KPRM podaje przykład wymiany sprzętu komputerowego do realizacji spraw obywatelskich we wszystkich gminach woj. zachodniopomorskiego, którym wojewoda, ze środków własnych, przekazał dotację. Rząd, w związku z planowanym wdrożeniem nowych dowodów osobistych, kupił też 336 stacji do mobilnej obsługi dowodów osobistych (tj. dla osób, które nie mogą się stawić w urzędzie, by przekazać odciski palców). Ponadto 18 października ruszył wart miliard złotych program „Cyfrowa gmina”, z którego gminy mogą kupić sprzęt komputerowy. Minimalne dofinansowanie, jakie może otrzymać gmina, to 100 tys. zł, a maksymalne to 2 mln zł. Co więcej, przy ostatniej nowelizacji ustawy o dowodach osobistych oraz niektórych innych ustaw w Senacie została wprowadzona poprawka przewidująca, że minister właściwy ds. informatyzacji może dokonać zakupu sprzętu komputerowego dla gmin na potrzeby realizacji przez nie zadań związanych z obsługą spraw obywatelskich. - Minister cyfryzacji zamierza skorzystać z nowych możliwości i wesprzeć samorządy w zakresie wymiany sprzętu zgodnie z wynikami przeprowadzonej inwentaryzacji - zapewnia KPRM.
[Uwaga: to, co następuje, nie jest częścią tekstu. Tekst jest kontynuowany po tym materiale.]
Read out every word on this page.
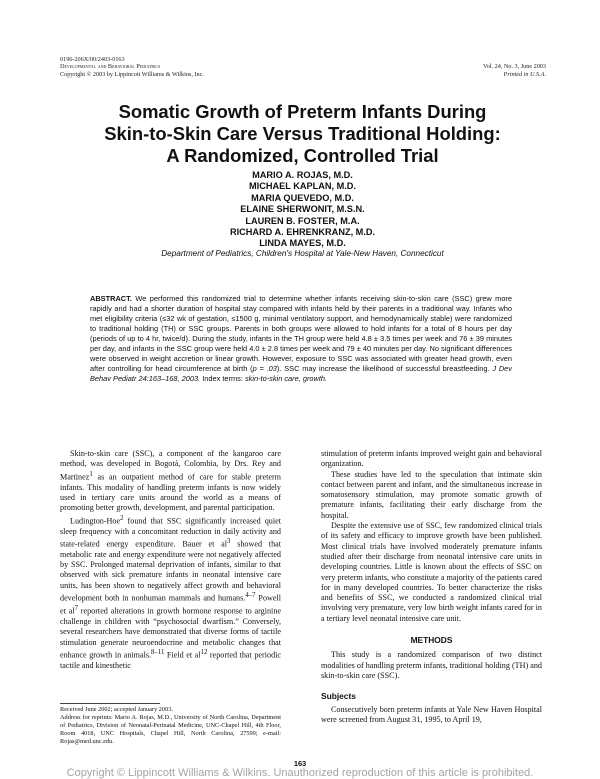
0196-206X/00/2403-0163
Developmental and Behavioral Pediatrics
Copyright © 2003 by Lippincott Williams & Wilkins, Inc.

Vol. 24, No. 3, June 2003
Printed in U.S.A.
Somatic Growth of Preterm Infants During
Skin-to-Skin Care Versus Traditional Holding:
A Randomized, Controlled Trial
MARIO A. ROJAS, M.D.
MICHAEL KAPLAN, M.D.
MARIA QUEVEDO, M.D.
ELAINE SHERWONIT, M.S.N.
LAUREN B. FOSTER, M.A.
RICHARD A. EHRENKRANZ, M.D.
LINDA MAYES, M.D.
Department of Pediatrics, Children's Hospital at Yale-New Haven, Connecticut
ABSTRACT. We performed this randomized trial to determine whether infants receiving skin-to-skin care (SSC) grew more rapidly and had a shorter duration of hospital stay compared with infants held by their parents in a traditional way. Infants who met eligibility criteria (≤32 wk of gestation, ≤1500 g, minimal ventilatory support, and hemodynamically stable) were randomized to traditional holding (TH) or SSC groups. Parents in both groups were allowed to hold infants for a total of 8 hours per day (periods of up to 4 hr, twice/d). During the study, infants in the TH group were held 4.8 ± 3.5 times per week and 76 ± 39 minutes per day, and infants in the SSC group were held 4.0 ± 2.8 times per week and 79 ± 40 minutes per day. No significant differences were observed in weight accretion or linear growth. However, exposure to SSC was associated with greater head growth, even after controlling for head circumference at birth (p = .03). SSC may increase the likelihood of successful breastfeeding. J Dev Behav Pediatr 24:163–168, 2003. Index terms: skin-to-skin care, growth.

Skin-to-skin care (SSC), a component of the kangaroo care method, was developed in Bogotá, Colombia, by Drs. Rey and Martinez$^1$ as an outpatient method of care for stable preterm infants. This modality of handling preterm infants is now widely used in tertiary care units around the world as a means of promoting better growth, development, and parental participation.

Ludington-Hoe$^2$ found that SSC significantly increased quiet sleep frequency with a concomitant reduction in daily activity and state-related energy expenditure. Bauer et $al^3$ showed that metabolic rate and energy expenditure were not negatively affected by SSC. Prolonged maternal deprivation of infants, similar to that observed with sick premature infants in neonatal intensive care units, has been shown to negatively affect growth and behavioral development both in nonhuman mammals and humans.$^{4-7}$ Powell et $al^7$ reported alterations in growth hormone response to arginine challenge in children with “psychosocial dwarfism.” Conversely, several researchers have demonstrated that diverse forms of tactile stimulation generate neuroendocrine and metabolic changes that enhance growth in animals.$^{8-11}$ Field et $al^{12}$ reported that periodic tactile and kinesthetic

Received June 2002; accepted January 2003.

Address for reprints: Mario A. Rojas, M.D., University of North Carolina, Department of Pediatrics, Division of Neonatal-Perinatal Medicine, UNC-Chapel Hill, 4th Floor, Room 4018, UNC Hospitals, Chapel Hill, North Carolina, 27599; e-mail: Rojas@med.unc.edu.

stimulation of preterm infants improved weight gain and behavioral organization.

These studies have led to the speculation that intimate skin contact between parent and infant, and the simultaneous increase in somatosensory stimulation, may promote somatic growth of premature infants, facilitating their early discharge from the hospital.

Despite the extensive use of SSC, few randomized clinical trials of its safety and efficacy to improve growth have been published. Most clinical trials have involved moderately premature infants studied after their discharge from neonatal intensive care units in developing countries. Little is known about the effects of SSC on very preterm infants, who constitute a majority of the patients cared for in many developed countries. To better characterize the risks and benefits of SSC, we conducted a randomized clinical trial involving very premature, very low birth weight infants cared for in a tertiary level neonatal intensive care unit.

METHODS

This study is a randomized comparison of two distinct modalities of handling preterm infants, traditional holding (TH) and skin-to-skin care (SSC).

Subjects

Consecutively born preterm infants at Yale New Haven Hospital were screened from August 31, 1995, to April 19,

163
Copyright © Lippincott Williams & Wilkins. Unauthorized reproduction of this article is prohibited.
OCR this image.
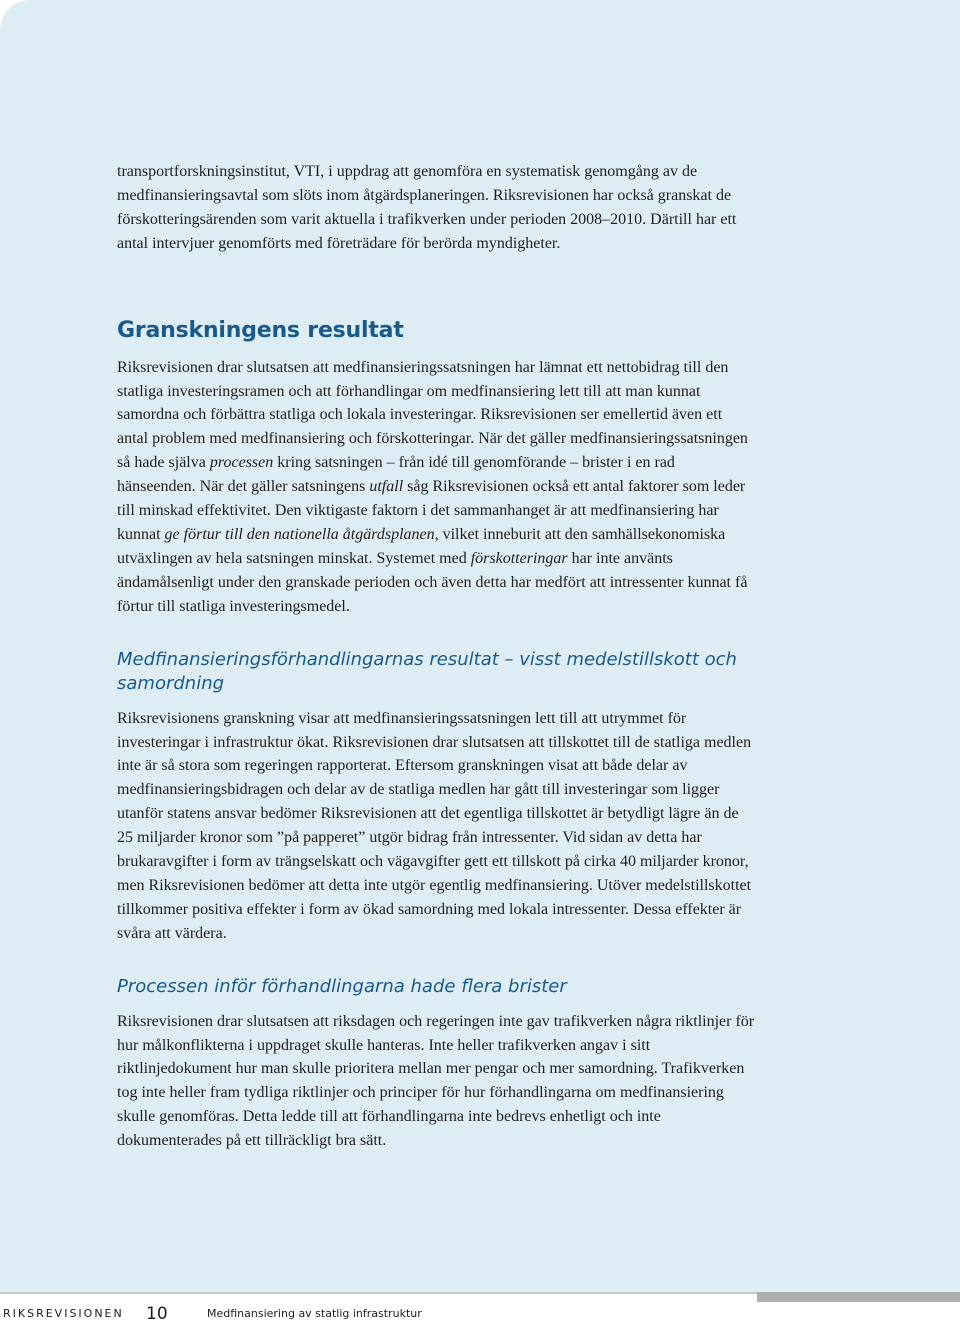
transportforskningsinstitut, VTI, i uppdrag att genomföra en systematisk genomgång av de medfinansieringsavtal som slöts inom åtgärdsplaneringen. Riksrevisionen har också granskat de förskotteringsärenden som varit aktuella i trafikverken under perioden 2008–2010. Därtill har ett antal intervjuer genomförts med företrädare för berörda myndigheter.

Granskningens resultat

Riksrevisionen drar slutsatsen att medfinansieringssatsningen har lämnat ett nettobidrag till den statliga investeringsramen och att förhandlingar om medfinansiering lett till att man kunnat samordna och förbättra statliga och lokala investeringar. Riksrevisionen ser emellertid även ett antal problem med medfinansiering och förskotteringar. När det gäller medfinansieringssatsningen så hade själva processen kring satsningen – från idé till genomförande – brister i en rad hänseenden. När det gäller satsningens utfall såg Riksrevisionen också ett antal faktorer som leder till minskad effektivitet. Den viktigaste faktorn i det sammanhanget är att medfinansiering har kunnat ge förtur till den nationella åtgärdsplanen, vilket inneburit att den samhällsekonomiska utväxlingen av hela satsningen minskat. Systemet med förskotteringar har inte använts ändamålsenligt under den granskade perioden och även detta har medfört att intressenter kunnat få förtur till statliga investeringsmedel.

Medfinansieringsförhandlingarnas resultat – visst medelstillskott och samordning

Riksrevisionens granskning visar att medfinansieringssatsningen lett till att utrymmet för investeringar i infrastruktur ökat. Riksrevisionen drar slutsatsen att tillskottet till de statliga medlen inte är så stora som regeringen rapporterat. Eftersom granskningen visat att både delar av medfinansieringsbidragen och delar av de statliga medlen har gått till investeringar som ligger utanför statens ansvar bedömer Riksrevisionen att det egentliga tillskottet är betydligt lägre än de 25 miljarder kronor som ”på papperet” utgör bidrag från intressenter. Vid sidan av detta har brukaravgifter i form av trängselskatt och vägavgifter gett ett tillskott på cirka 40 miljarder kronor, men Riksrevisionen bedömer att detta inte utgör egentlig medfinansiering. Utöver medelstillskottet tillkommer positiva effekter i form av ökad samordning med lokala intressenter. Dessa effekter är svåra att värdera.

Processen inför förhandlingarna hade flera brister

Riksrevisionen drar slutsatsen att riksdagen och regeringen inte gav trafikverken några riktlinjer för hur målkonflikterna i uppdraget skulle hanteras. Inte heller trafikverken angav i sitt riktlinjedokument hur man skulle prioritera mellan mer pengar och mer samordning. Trafikverken tog inte heller fram tydliga riktlinjer och principer för hur förhandlingarna om medfinansiering skulle genomföras. Detta ledde till att förhandlingarna inte bedrevs enhetligt och inte dokumenterades på ett tillräckligt bra sätt.

RIKSREVISIONEN 10	Medfinansiering av statlig infrastruktur
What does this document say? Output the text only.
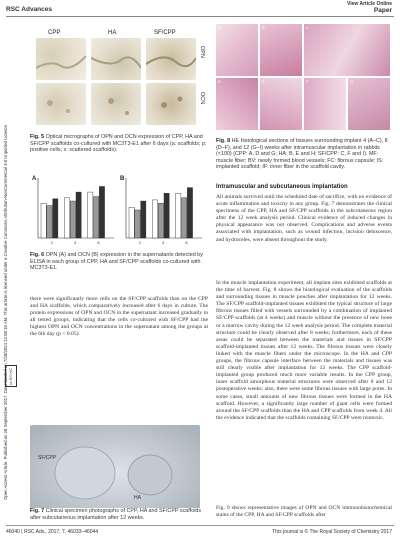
View Article Online
RSC Advances	Paper
Open Access Article. Published on 28 September 2017. Downloaded on 7/28/2024 12:58:10 AM. This article is licensed under a Creative Commons Attribution-NonCommercial 3.0 Unported Licence. cc BY-NC
CPP	HA	SF/CPP
OPN
OCN
Fig. 5 Optical micrographs of OPN and OCN expression of CPP, HA and SF/CPP scaffolds co-cultured with MC3T3-E1 after 6 days (a: scaffolds; p: positive cells; s: scattered scaffolds).
A	B	C
D	E	F	G
Fig. 8 HE histological sections of tissues surrounding implant 4 (A–C), 8 (D–F), and 12 (G–I) weeks after intramuscular implantation in rabbits (×100) (CPP: A, D and G; HA: B, E and H; SF/CPP: C, F and I). MF: muscle fiber; BV: newly formed blood vessels; FC: fibrous capsule; IS: implanted scaffold; IF: inner fiber in the scaffold cavity.
A
2	4	6
B
2	4	6
Fig. 6 OPN (A) and OCN (B) expression in the supernatants detected by ELISA in each group of CPP, HA and SF/CPP scaffolds co-cultured with MC3T3-E1.
there were significantly more cells on the SF/CPP scaffolds than on the CPP and HA scaffolds, which comparatively increased after 6 days in culture. The protein expressions of OPN and OCN in the supernatant increased gradually in all tested groups, indicating that the cells co-cultured with SF/CPP had the highest OPN and OCN concentrations in the supernatant among the groups at the 6th day (p < 0.05).
SF/CPP
HA
Fig. 7 Clinical specimen photographs of CPP, HA and SF/CPP scaffolds after subcutaneous implantation after 12 weeks.
Intramuscular and subcutaneous implantation
All animals survived until the scheduled date of sacrifice, with no evidence of acute inflammation and toxicity in any group. Fig. 7 demonstrates the clinical specimens of the CPP, HA and SF/CPP scaffolds in the subcutaneous region after the 12 week analysis period. Clinical evidence of induced changes in physical appearance was not observed. Complications and adverse events associated with implantation, such as wound infection, incision dehiscence, and hydroceles, were absent throughout the study.
In the muscle implantation experiment, all implant sites exhibited scaffolds at the time of harvest. Fig. 8 shows the histological evaluation of the scaffolds and surrounding tissues in muscle pouches after implantation for 12 weeks. The SF/CPP scaffold-implanted tissues exhibited the typical structure of large fibrous tissues filled with vessels surrounded by a combination of implanted SF/CPP scaffolds (at 4 weeks) and muscle without the presence of new bone or a marrow cavity during the 12 week analysis period. The complete material structure could be clearly observed after 8 weeks; furthermore, each of these areas could be separated between the materials and tissues in SF/CPP scaffold-implanted tissues after 12 weeks. The fibrous tissues were closely linked with the muscle fibers under the microscope. In the HA and CPP groups, the fibrous capsule interface between the materials and tissues was still clearly visible after implantation for 12 weeks. The CPP scaffold-implanted group produced much more variable results. In the CPP group, inner scaffold amorphous material structures were observed after 8 and 12 postoperative weeks; also, there were some fibrous tissues with large pores. In some cases, small amounts of new fibrous tissues were formed in the HA scaffold. However, a significantly large number of giant cells were formed around the SF/CPP scaffolds than the HA and CPP scaffolds from week 4. All the evidence indicated that the scaffolds containing SF/CPP were nontoxic.
Fig. 9 shows representative images of OPN and OCN immunohistochemical stains of the CPP, HA and SF/CPP scaffolds after
46040 | RSC Adv., 2017, 7, 46033–46044	This journal is © The Royal Society of Chemistry 2017
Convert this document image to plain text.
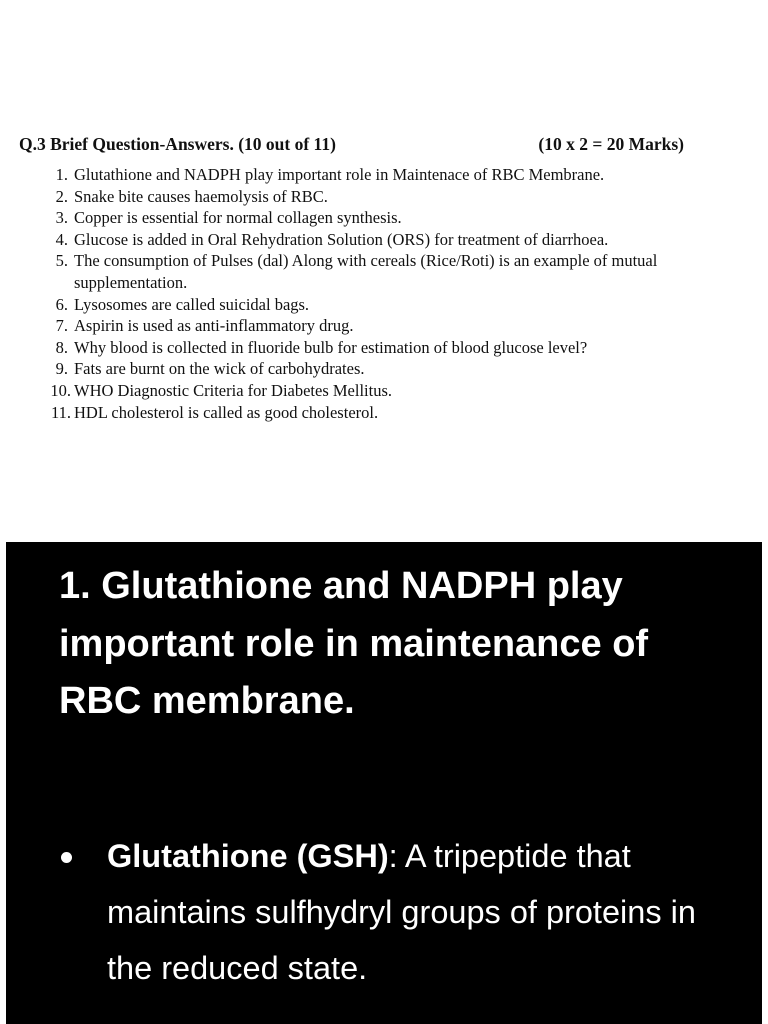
Q.3 Brief Question-Answers. (10 out of 11)	(10 x 2 = 20 Marks)
1. Glutathione and NADPH play important role in Maintenace of RBC Membrane.
2. Snake bite causes haemolysis of RBC.
3. Copper is essential for normal collagen synthesis.
4. Glucose is added in Oral Rehydration Solution (ORS) for treatment of diarrhoea.
5. The consumption of Pulses (dal) Along with cereals (Rice/Roti) is an example of mutual supplementation.
6. Lysosomes are called suicidal bags.
7. Aspirin is used as anti-inflammatory drug.
8. Why blood is collected in fluoride bulb for estimation of blood glucose level?
9. Fats are burnt on the wick of carbohydrates.
10. WHO Diagnostic Criteria for Diabetes Mellitus.
11. HDL cholesterol is called as good cholesterol.
1. Glutathione and NADPH play important role in maintenance of RBC membrane.

Glutathione (GSH): A tripeptide that maintains sulfhydryl groups of proteins in the reduced state.
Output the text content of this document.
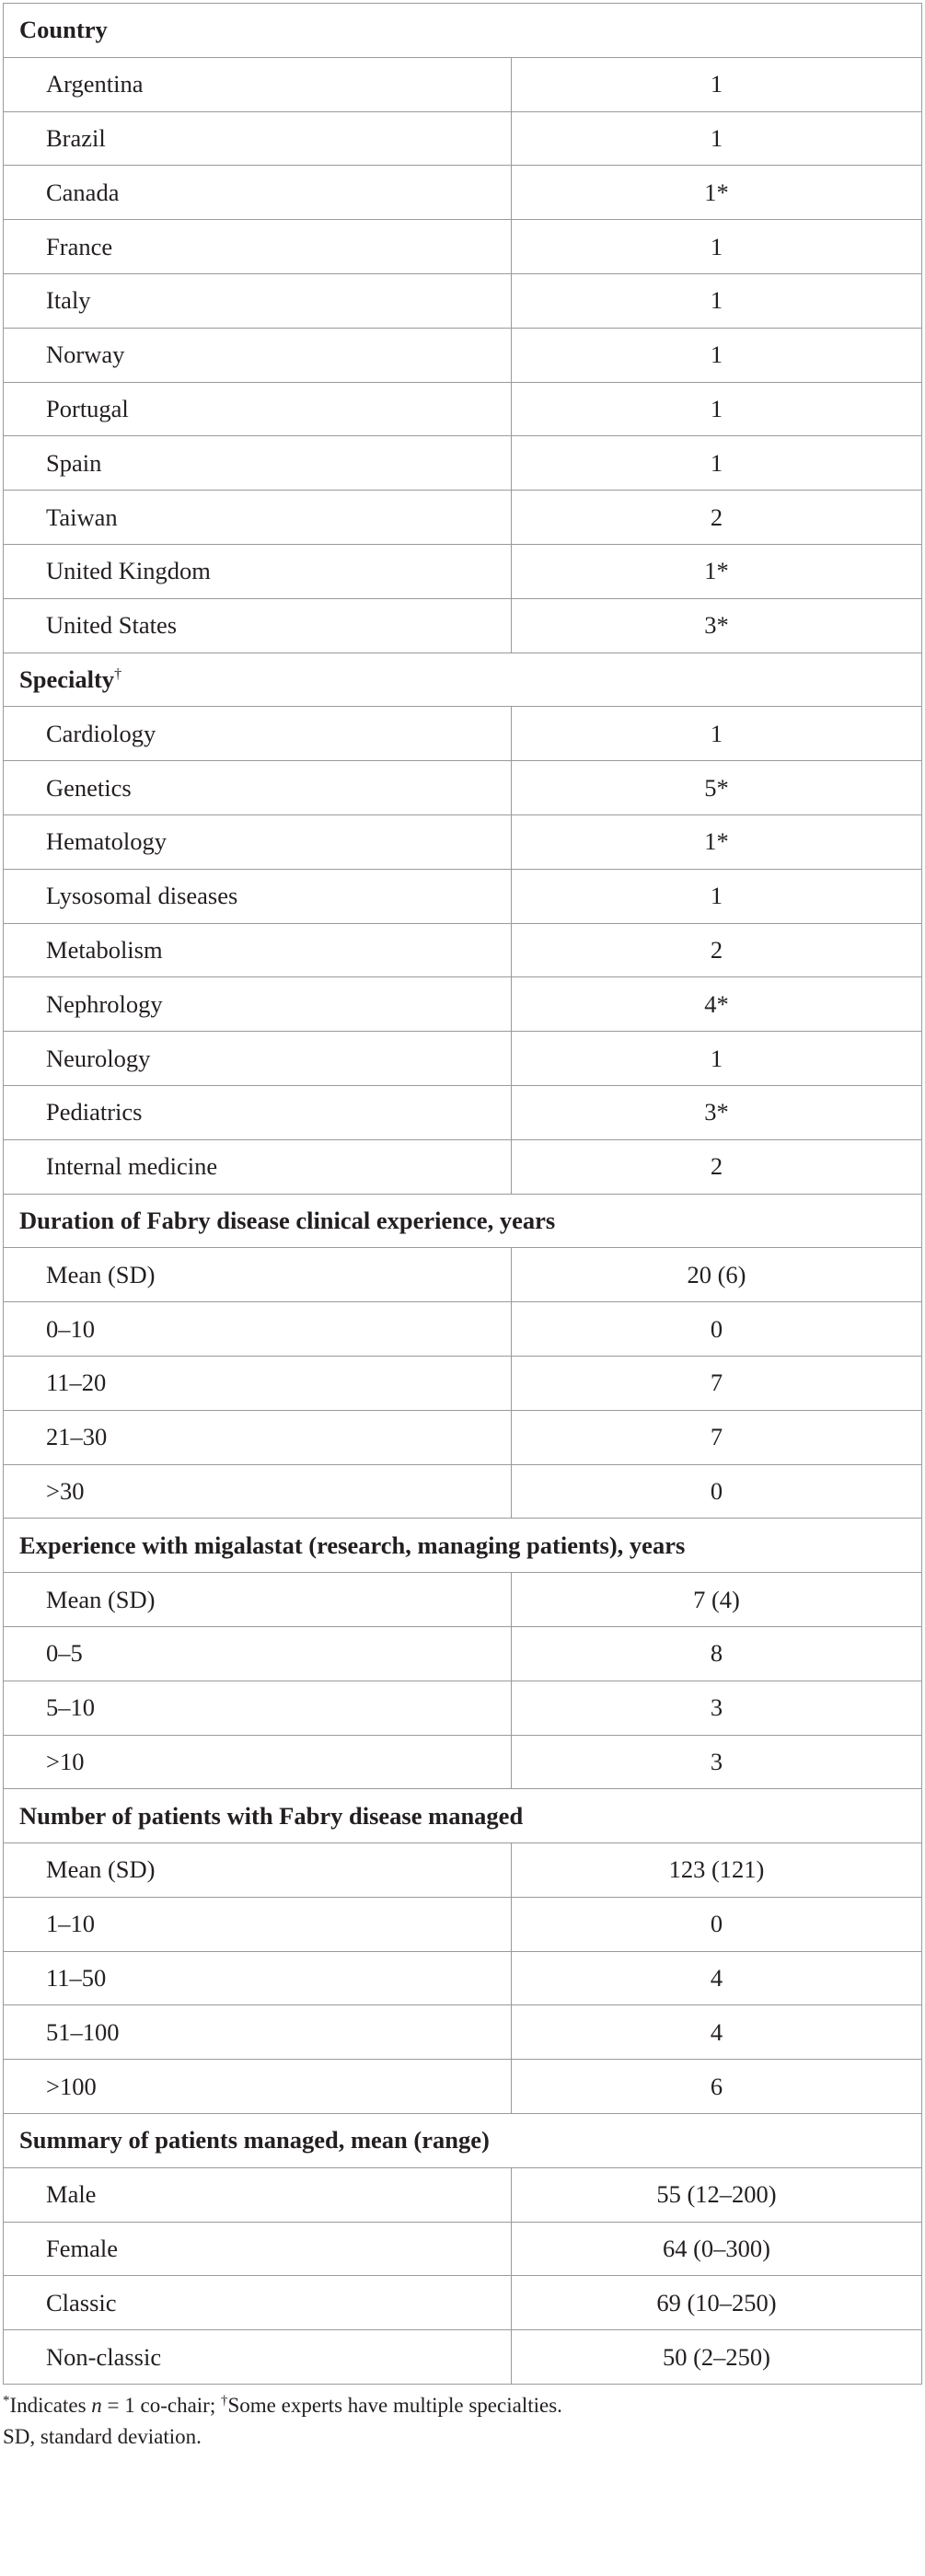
Country	
Argentina	1
Brazil	1
Canada	1*
France	1
Italy	1
Norway	1
Portugal	1
Spain	1
Taiwan	2
United Kingdom	1*
United States	3*
Specialty†
Cardiology	1
Genetics	5*
Hematology	1*
Lysosomal diseases	1
Metabolism	2
Nephrology	4*
Neurology	1
Pediatrics	3*
Internal medicine	2
Duration of Fabry disease clinical experience, years	
Mean (SD)	20 (6)
0–10	0
11–20	7
21–30	7
>30	0
Experience with migalastat (research, managing patients), years	
Mean (SD)	7 (4)
0–5	8
5–10	3
>10	3
Number of patients with Fabry disease managed	
Mean (SD)	123 (121)
1–10	0
11–50	4
51–100	4
>100	6
Summary of patients managed, mean (range)	
Male	55 (12–200)
Female	64 (0–300)
Classic	69 (10–250)
Non-classic	50 (2–250)
*Indicates n = 1 co-chair; †Some experts have multiple specialties.
SD, standard deviation.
Jeśli zaś chodzi o aspekt bezpieczeństwa danych, to rząd podkreśla, że komputery pracują w sieci bez dostępu do internetu. - Dodatkowo każda stacja robocza jest skonfigurowana według ustalonego standardu, czyli zawiera wyłącznie niezbędne oprogramowanie do obsługi spraw dowodowych. Sam proces pobierania odcisków palców jest tak zabezpieczony, że żadna z pobieranych cech biometrycznych nie jest zapisywana na stacji roboczej. Sam sprzęt został również zbadany pod kątem bezpieczeństwa zarówno przez ABW (skanery odcisków palców), jak i NASK (mobilne stacje robocze) - podaje KPRM.